The unloved relational database

Or how an upstart storage technology is wreaking havoc on consistency and correctness

Jul 12, 2023

Here is something that I have been wondering and worrying about for some time: The popularity of the distributed key/value (K/V) store at the cost of relational databases.

Compulsory video here.

At the start of my career, relational databases were slow, expensive, and often just not available. Consequently, almost nobody used them. Instead, we used a host of other data storage technologies to store stuff. The most advanced technology we had was the index-sequential file, basically a sequential file with a secondary index on it, so records could be read both sequentially and in index order.

And the crowd went wild...

The advantage of this mishmash of technology was that for every problem you chose the technology that matched your use case. This typically meant you optimized for cost as well a performance, leading to compromises on features to keep that cost low and performance high.

This was the time that a disk unit containing four 1.8GB hard disks cost $97,650 to $142,200.

The disadvantage was that your design choices for on-disk data structures locked you in with respect to future feature requests.

Q: Can we also do a report like this?
A: Nope, because the data format does not allow it!…

This was one of the prime drivers of the waterfall method: Before locking down the data structures on disk you better knew all the things that you were going to have to support. Once the bits hit the magnetic platter, the format you put the bits in was set in stone.

The relational database completely changed that game. Suddenly your physical data model was almost identical to your logical data model and you used a logical query language to get access to your data. Finding an optimal access path to retrieve the data was the problem of the database engine and with the help of indexes and hints, the engine could usually do a great job.

The amazing thing about relational database systems is that they allow you to model your data according to the structure of your problem domain and your queries according to the needs of your features. These two were now decoupled! New feature? New query on the same data, and you’re done.
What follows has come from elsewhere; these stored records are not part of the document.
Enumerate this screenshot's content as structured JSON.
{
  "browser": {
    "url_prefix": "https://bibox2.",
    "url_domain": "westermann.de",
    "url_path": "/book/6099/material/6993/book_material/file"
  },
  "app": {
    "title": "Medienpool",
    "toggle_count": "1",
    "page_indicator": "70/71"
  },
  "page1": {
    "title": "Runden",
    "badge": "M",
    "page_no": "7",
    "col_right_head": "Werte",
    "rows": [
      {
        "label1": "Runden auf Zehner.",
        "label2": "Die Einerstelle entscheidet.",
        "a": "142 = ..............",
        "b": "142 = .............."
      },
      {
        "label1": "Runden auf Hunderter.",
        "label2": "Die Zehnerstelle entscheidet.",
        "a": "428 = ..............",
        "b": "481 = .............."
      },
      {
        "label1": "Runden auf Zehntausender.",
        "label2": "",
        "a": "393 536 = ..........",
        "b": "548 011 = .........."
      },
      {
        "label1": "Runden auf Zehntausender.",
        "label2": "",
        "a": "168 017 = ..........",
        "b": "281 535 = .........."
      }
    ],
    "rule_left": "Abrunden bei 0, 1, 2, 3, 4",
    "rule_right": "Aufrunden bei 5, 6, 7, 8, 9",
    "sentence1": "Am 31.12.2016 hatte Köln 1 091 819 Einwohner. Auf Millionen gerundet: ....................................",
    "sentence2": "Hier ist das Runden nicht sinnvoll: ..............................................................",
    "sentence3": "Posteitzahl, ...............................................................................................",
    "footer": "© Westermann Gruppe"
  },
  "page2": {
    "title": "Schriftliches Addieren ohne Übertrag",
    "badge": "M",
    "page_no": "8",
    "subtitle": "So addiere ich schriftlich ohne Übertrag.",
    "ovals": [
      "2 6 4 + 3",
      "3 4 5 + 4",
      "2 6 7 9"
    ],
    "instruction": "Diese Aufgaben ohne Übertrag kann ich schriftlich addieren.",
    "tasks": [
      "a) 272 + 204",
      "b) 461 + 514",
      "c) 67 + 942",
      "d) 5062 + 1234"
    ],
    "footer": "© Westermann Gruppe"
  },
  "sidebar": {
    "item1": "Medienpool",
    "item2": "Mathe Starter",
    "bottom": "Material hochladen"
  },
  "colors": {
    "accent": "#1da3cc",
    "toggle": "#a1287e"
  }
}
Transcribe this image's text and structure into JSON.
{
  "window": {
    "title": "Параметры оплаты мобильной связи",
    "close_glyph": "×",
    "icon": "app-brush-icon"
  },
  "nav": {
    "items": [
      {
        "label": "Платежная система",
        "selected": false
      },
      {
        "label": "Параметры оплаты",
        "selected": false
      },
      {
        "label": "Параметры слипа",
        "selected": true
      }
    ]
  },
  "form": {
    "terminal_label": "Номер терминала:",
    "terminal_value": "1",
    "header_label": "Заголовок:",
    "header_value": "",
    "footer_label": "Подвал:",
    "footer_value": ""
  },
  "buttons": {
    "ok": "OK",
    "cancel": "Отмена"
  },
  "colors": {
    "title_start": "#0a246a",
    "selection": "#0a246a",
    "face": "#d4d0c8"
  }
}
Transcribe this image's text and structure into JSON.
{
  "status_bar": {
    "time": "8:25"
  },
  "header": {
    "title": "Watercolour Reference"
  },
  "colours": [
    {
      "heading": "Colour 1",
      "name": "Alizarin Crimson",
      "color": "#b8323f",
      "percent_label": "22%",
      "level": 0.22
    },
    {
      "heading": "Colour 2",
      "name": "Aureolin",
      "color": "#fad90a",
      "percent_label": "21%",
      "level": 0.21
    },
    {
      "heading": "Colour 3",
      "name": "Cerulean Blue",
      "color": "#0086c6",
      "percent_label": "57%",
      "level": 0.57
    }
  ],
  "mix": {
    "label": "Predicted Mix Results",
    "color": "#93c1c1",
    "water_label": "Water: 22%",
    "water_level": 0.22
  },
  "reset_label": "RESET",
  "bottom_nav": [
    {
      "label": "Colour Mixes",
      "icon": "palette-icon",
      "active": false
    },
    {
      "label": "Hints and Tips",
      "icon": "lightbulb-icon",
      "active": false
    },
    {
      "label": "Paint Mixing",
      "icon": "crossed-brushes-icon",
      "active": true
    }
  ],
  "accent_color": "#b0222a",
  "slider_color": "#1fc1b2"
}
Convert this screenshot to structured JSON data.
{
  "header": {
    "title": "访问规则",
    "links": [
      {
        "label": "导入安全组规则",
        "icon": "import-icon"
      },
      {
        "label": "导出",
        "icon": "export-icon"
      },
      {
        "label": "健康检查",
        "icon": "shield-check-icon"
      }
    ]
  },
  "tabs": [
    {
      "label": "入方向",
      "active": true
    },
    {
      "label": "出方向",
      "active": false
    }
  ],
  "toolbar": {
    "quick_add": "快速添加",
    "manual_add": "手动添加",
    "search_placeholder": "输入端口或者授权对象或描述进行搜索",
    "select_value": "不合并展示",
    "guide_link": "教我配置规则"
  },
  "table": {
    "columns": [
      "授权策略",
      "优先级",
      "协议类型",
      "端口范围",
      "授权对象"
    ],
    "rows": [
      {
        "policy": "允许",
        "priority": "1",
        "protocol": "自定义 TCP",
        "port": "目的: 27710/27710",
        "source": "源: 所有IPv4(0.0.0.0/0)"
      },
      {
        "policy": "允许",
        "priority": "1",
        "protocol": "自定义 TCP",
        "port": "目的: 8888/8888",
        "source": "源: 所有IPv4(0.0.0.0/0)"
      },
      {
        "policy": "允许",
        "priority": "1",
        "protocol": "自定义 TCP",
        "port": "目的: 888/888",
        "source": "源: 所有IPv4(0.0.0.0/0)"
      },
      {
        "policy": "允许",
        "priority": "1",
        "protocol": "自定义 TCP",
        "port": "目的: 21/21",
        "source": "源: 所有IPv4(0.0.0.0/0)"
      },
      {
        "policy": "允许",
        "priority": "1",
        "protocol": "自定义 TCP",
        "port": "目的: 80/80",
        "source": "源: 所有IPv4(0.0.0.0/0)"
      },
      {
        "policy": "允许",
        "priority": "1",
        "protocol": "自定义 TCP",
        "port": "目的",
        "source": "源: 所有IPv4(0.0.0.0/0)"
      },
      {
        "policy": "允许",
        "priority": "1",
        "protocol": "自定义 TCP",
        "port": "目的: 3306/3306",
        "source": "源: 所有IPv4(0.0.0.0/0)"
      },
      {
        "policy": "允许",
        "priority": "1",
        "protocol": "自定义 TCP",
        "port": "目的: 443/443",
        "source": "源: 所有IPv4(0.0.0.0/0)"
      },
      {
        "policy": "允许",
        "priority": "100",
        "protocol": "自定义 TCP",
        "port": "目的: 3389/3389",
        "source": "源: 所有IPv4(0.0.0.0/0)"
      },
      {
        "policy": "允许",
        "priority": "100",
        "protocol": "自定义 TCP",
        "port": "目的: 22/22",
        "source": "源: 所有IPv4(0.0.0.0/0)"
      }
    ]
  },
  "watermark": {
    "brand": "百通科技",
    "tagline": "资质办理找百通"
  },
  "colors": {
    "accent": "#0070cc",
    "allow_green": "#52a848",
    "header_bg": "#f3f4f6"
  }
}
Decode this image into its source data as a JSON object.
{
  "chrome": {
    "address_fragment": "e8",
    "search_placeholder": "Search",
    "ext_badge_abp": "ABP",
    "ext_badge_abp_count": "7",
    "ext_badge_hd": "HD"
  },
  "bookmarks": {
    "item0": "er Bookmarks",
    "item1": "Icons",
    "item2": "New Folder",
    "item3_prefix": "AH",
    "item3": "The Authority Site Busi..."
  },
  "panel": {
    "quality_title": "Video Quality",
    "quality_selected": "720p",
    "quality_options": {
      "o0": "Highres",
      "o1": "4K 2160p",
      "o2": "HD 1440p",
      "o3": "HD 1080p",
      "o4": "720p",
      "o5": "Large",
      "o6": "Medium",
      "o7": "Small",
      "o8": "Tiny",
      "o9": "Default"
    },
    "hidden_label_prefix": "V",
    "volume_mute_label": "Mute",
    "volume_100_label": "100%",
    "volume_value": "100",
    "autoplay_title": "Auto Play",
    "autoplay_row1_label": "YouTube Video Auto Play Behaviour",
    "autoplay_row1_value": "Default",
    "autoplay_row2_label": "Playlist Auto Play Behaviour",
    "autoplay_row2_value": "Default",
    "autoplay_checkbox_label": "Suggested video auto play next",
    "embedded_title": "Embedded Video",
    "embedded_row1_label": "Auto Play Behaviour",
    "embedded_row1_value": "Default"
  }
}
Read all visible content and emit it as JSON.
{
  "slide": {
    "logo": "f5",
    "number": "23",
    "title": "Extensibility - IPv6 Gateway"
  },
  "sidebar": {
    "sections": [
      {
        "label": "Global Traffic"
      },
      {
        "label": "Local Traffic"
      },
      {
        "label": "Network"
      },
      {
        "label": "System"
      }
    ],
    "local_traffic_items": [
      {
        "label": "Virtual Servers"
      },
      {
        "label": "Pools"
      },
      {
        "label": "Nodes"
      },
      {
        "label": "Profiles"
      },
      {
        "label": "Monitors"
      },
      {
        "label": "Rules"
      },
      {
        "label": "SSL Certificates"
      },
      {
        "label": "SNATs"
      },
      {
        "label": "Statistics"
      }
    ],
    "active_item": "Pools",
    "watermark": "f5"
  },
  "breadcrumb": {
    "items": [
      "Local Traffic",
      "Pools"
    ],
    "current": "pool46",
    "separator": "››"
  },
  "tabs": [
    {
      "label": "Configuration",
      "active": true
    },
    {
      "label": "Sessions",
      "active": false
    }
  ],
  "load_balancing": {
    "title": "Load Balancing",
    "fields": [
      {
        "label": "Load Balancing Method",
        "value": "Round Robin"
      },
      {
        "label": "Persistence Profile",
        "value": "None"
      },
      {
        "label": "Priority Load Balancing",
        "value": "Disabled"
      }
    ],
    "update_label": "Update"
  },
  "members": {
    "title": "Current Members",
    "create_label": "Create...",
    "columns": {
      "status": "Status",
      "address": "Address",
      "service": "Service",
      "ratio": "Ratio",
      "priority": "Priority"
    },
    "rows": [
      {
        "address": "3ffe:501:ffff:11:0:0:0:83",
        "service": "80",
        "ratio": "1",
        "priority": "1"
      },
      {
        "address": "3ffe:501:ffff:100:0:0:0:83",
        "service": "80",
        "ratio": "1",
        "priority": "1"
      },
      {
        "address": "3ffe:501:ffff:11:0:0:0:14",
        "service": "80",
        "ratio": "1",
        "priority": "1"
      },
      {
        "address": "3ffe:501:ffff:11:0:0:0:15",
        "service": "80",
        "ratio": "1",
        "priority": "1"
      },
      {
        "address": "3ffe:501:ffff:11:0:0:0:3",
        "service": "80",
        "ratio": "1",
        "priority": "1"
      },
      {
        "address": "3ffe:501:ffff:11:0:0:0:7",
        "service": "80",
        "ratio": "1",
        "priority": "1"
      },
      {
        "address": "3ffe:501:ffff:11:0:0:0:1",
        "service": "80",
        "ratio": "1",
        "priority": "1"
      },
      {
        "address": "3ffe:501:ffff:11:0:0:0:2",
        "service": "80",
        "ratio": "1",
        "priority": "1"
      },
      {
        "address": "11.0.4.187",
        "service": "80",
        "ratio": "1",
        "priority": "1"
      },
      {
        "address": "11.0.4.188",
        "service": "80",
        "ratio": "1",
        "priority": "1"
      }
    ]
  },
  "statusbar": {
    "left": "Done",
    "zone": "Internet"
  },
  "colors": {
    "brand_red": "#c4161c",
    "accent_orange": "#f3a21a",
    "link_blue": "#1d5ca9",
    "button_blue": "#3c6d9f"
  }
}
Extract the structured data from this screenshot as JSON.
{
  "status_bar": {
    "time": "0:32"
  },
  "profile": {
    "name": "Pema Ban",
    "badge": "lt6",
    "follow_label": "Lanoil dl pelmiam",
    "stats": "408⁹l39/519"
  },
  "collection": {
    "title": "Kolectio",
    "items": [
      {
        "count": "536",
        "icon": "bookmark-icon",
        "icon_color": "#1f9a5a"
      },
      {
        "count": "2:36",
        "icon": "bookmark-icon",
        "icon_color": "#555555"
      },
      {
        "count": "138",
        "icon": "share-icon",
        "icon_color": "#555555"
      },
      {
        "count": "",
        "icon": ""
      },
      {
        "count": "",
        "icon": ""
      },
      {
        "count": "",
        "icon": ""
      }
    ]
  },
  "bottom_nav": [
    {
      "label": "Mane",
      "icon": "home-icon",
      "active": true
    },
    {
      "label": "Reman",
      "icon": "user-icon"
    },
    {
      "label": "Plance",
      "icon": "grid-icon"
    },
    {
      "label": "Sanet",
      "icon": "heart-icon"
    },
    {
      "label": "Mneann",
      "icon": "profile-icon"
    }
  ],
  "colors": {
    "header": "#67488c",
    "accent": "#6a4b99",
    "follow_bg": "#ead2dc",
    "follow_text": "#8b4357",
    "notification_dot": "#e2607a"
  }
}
Maybe (probably) add an index, maybe (rarely) provide a query hint, but that was it.

Relational databases were usually slower and less efficient than hand-optimized code operating on hand-optimized on-disk data structures, but as computers became faster that stopped being an issue.

Another great advantage of the relational database was their support for atomic transactions. We used to worry all the time about consistency and correctness when doing updates that hit multiple entities, but with ACID transaction support in relational databases that worry went (mostly) away. Even a nitwit could now update two tables and sleep soundly in the knowledge that either the update happened to both tables or it didn’t happen at all.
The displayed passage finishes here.